4. Evaluasi Bahan Bukti
Kecakapan penting lainnya yang mesti dikuasai oleh auditor. Evaluasi bukti yang benar
mensyaratkan auditor memahami ragam bukti yang tersedia serta keandalan atau diagnosititas
relatifnya. Auditor mesti piawai menilai kapan bukti kompeten yang jumlahnya memadai
sudah diperoleh dalam upaya menentukan apakah tujuan audit tertentu sudah dicapai.

4. Prosedur dan Teknik Audit

1. Prosedur Analitis

Prosedur analitis terdiri dari penelitian dan perbandingan hubungan di antara data.
Prosedur ini meliputi:
 perhitungan dan penggunaan rasio-rasio sederhana
 analisis vertikal atau laporan persentase
 perbandingan jumlah yang sebenarnya dengan data historis atau anggaran
 penggunaan model matematis dan statistik, seperti analisis regresi.

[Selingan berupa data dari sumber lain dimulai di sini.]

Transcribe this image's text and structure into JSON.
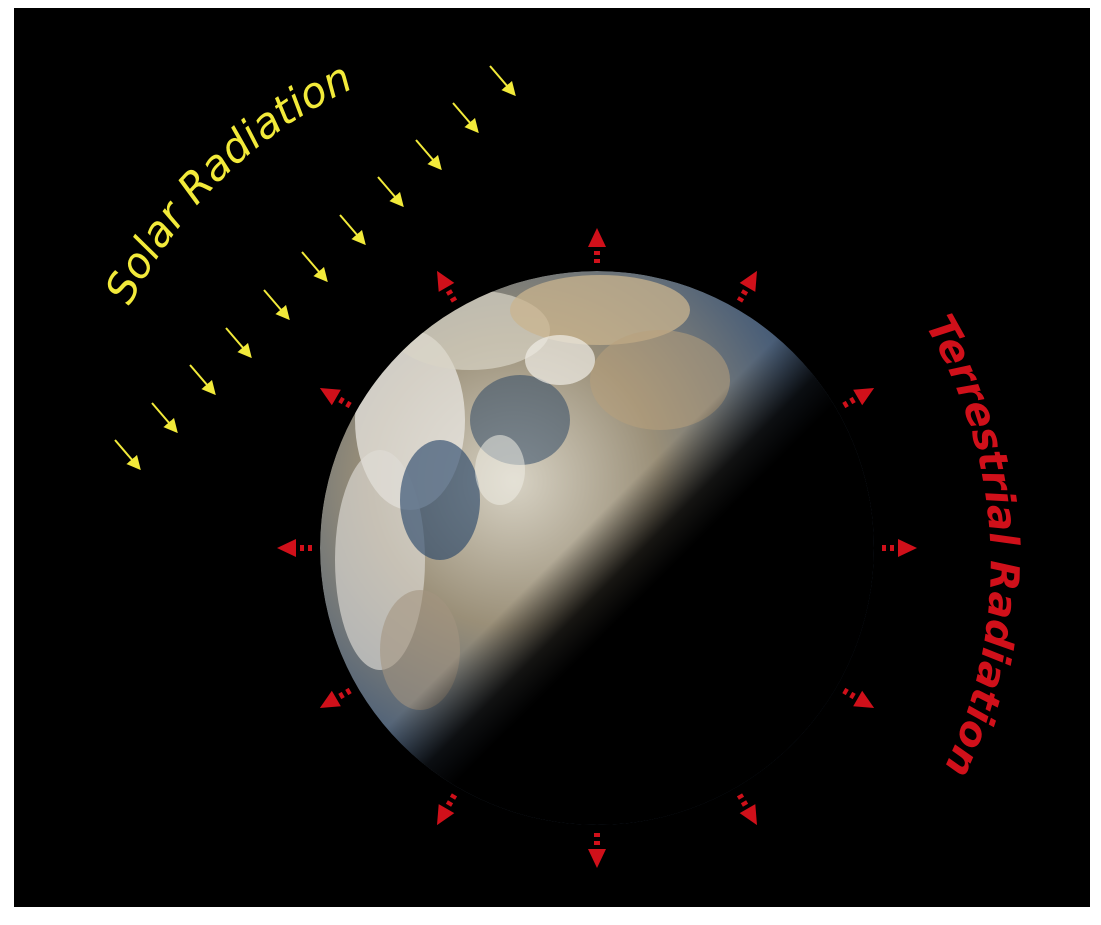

Analisis regresi dapat melibatkan penggunaan data nonkeuangan (seperti data jumlah
karyawan) maupun data keuangan.
Prosedur analitis seringkali meliputi juga pengukuran kegiatan bisnis yang mendasari
operasi serta membandingkan ukuran-ukuran kunci ekonomi yang menggerakkan bisnis
dengan hasil keuangan terkait. Prosedur analitis umumnya digunakan dalam pendekatan top-
down untuk mengembangkan harapan atas akun laporan keuangan dan untuk menilai
kelayakan laporan keuangan dalam konteks tersebut.
2. Inspeksi
Inspeksi meliputi pemeriksaan rinci terhadap dokumen dan catatan, serta pemeriksaan
sumber daya berwujud. Prosedur ini digunakan secara luas dalam auditing. Inspeksi seringkali
digunakan dalam mengumpulkan dan mengevaluasi bukti bootom-up maupun top-down.

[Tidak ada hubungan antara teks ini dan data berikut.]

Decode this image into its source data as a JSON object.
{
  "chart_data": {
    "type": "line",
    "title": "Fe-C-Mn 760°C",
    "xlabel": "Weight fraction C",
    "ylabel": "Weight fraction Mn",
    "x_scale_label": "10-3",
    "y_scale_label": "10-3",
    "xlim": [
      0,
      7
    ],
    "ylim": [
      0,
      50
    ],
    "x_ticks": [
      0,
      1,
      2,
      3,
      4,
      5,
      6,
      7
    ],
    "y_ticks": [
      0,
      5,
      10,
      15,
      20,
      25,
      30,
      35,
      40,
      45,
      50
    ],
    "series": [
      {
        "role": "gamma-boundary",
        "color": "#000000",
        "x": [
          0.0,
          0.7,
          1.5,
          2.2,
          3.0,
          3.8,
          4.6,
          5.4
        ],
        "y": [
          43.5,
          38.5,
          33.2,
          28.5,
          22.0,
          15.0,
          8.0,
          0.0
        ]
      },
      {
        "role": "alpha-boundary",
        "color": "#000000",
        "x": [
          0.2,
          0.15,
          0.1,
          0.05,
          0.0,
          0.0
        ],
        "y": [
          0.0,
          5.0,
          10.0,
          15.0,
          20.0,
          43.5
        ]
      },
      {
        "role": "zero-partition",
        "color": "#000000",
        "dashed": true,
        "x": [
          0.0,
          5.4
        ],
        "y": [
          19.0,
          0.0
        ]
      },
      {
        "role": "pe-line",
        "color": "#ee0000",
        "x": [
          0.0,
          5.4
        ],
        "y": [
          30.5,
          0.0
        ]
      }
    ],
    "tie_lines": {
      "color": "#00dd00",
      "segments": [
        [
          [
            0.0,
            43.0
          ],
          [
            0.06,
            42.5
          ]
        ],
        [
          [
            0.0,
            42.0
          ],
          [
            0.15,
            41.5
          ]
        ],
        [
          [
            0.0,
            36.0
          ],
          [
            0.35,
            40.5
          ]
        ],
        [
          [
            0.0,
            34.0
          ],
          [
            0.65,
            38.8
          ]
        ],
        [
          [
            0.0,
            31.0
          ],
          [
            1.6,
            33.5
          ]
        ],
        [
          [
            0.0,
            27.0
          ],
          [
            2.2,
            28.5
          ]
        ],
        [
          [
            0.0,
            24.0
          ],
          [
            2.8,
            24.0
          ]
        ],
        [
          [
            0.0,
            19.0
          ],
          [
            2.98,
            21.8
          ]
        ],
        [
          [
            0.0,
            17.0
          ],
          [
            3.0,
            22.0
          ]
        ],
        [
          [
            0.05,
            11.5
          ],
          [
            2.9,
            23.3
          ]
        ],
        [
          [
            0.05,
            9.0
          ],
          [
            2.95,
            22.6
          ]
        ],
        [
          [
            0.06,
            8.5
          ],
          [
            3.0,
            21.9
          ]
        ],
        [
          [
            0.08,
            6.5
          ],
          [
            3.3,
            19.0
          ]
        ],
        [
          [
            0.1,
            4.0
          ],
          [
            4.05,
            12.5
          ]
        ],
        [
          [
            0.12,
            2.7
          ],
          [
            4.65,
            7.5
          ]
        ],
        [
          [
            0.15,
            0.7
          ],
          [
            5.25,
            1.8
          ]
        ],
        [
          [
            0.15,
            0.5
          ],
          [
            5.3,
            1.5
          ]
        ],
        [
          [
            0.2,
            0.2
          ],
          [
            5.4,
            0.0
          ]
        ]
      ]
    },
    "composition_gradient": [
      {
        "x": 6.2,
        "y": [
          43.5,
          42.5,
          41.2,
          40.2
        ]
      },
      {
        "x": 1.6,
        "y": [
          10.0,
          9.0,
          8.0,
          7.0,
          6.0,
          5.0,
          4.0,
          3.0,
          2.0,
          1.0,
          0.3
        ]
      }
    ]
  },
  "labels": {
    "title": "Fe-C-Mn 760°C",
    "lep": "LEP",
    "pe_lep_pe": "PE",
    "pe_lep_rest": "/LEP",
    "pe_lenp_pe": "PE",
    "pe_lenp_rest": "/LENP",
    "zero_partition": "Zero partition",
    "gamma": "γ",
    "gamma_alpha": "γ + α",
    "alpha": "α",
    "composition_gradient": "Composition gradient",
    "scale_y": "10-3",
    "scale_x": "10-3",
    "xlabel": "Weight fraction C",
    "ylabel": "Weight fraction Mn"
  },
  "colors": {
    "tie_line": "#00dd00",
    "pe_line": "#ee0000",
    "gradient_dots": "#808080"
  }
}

Dengan melakukan inspeksi atas dokumen, auditor dapat menentukan ketepatan persyaratan
dalam faktur atau kontrak yang memerlukan pengujian bottom-up atas akuntansi transaksi
tersebut. Pada saat yang sama, auditor seringkali mempertimbangkan implikasi bukti dalam
konteks pemahaman faktor-faktor ekonomi dan persaingan entitas. Sebagai contoh, pada saat
auditor memeriksa kontrak sewa guna usaha, ia melakukan verifikasi kesesuaian akuntansi
yang digunakan untuk sewa guna usaha, mengevaluasi bagaimana sewa guna usaha ini
berpengaruh pada kegiatan pembiayaan dan investasi entitas, dan akhirnya
mempertimbangkan bagaimana sewa guna usaha ini dapat mempengaruhi kemampuan entitas
untuk menambah penghasilan dan bagaimana pengaruh transaksi ini atas struktur biaya tetap
entitas.
Istilah-istilah seperti me-review (reviewing), membaca (reading), dan memeriksa
(examining) adalah sinonim dengan menginspeksi dokumen dan catatan. Menginspeksi
dokumen dapat membuka jalan untuk mengevaluasi bukti documenter. Dengan demikian
melalui inspeksi, auditor dapat menilai keaslian dokumen, atau mungkin dapat mendeteksi
keberadaan perubahaan atau item-item yang dipertanyakan. Bentuk lain dari inspeksi adalah
scanning atau memeriksa secara tepat dan tidak terlampau teliti dokumen dan catatan.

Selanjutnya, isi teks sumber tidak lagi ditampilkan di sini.